Supplemental ostial ablation aimed at late or fractionated potentials may eliminate some of these recurrences; for some others, opportune mapping during periods of non-sustained (thus mappable) arrhythmia can allow successful ablation. When these non-pulmonary vein sources are multiple or trigger sustained atrial fibrillation, they are difficult to map during the few opportunities offered by early or immediate reinitiation following cardioversion, and different options may have to be tried. Better mapping techniques based on the non-invasive analysis of surface ECG P waves, multielectrode basket type catheters designed for the left atrium, or projection of intracardiac or body surface potentials to modelled endocardial boundaries (based on Laplace's equation) may allow localisation and elimination by wide or even anatomical ablation of these non-pulmonary vein sources. Adjuvant linear ablation—a necessary component for ablation of chronic atrial fibrillation—can also terminate or reduce the duration of paroxysms and facilitate mapping; though at the cost of possible left atrial proarrhythmia (in case of incomplete lines) and perhaps a variable effect on left atrial contractile function. Previously ineffective antiarrhythmic drug treatment can eliminate residual atrial fibrillation in about 30–40% of these patients.
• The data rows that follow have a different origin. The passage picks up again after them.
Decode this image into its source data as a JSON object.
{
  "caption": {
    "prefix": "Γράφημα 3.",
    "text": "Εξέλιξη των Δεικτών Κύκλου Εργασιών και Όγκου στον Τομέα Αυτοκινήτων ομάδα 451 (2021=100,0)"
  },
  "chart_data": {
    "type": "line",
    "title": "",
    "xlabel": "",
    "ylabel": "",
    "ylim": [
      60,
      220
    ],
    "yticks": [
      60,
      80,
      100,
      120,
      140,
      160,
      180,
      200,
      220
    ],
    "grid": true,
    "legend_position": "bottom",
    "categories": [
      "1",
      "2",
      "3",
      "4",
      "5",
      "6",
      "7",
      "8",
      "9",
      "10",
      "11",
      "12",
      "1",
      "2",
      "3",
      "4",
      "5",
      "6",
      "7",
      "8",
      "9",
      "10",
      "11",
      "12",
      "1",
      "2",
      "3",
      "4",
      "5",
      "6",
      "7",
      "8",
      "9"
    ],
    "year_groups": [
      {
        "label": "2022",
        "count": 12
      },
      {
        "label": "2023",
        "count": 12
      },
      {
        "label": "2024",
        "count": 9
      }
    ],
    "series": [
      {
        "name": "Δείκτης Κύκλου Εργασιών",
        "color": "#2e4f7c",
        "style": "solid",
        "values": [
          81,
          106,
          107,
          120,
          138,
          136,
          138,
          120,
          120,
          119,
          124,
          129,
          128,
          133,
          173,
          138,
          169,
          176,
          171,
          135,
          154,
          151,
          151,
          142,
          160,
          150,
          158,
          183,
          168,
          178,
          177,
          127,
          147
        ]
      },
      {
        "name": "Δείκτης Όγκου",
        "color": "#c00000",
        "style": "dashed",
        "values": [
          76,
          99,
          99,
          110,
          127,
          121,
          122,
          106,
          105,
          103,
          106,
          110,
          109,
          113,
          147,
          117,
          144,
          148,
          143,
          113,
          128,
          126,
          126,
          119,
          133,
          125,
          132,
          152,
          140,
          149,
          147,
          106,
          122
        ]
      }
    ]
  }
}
In conclusion, electrical disconnection of pulmonary veins is easily demonstrable and routinely possible with a low risk of pulmonary vein stenosis, which compares favourably with the risk of persistent atrial fibrillation, and antiarrhythmic and anticoagulant drug treatment. Demonstration of elimination of atrial fibrillation (which is particularly easy in patients with frequent paroxysms) frees the patient not only from antiarrhythmic treatment but also from oral anticoagulation. This procedure though does not eliminate paroxysmal atrial fibrillation in about 30% of patients who typically have longer duration of atrial fibrillation and non-pulmonary focal sources. Thus, at present, resistance to antiarrhythmic drugs should determine when this therapeutic option should be offered to a specific patient with paroxysmal atrial fibrillation. With future reduction in the risk profile of the procedure and more complete elimination of non-pulmonary venous foci and/or more efficient and safe deployment of linear lesions, the majority of patients with paroxysmal atrial fibrillation could become amenable to catheter based curative treatment.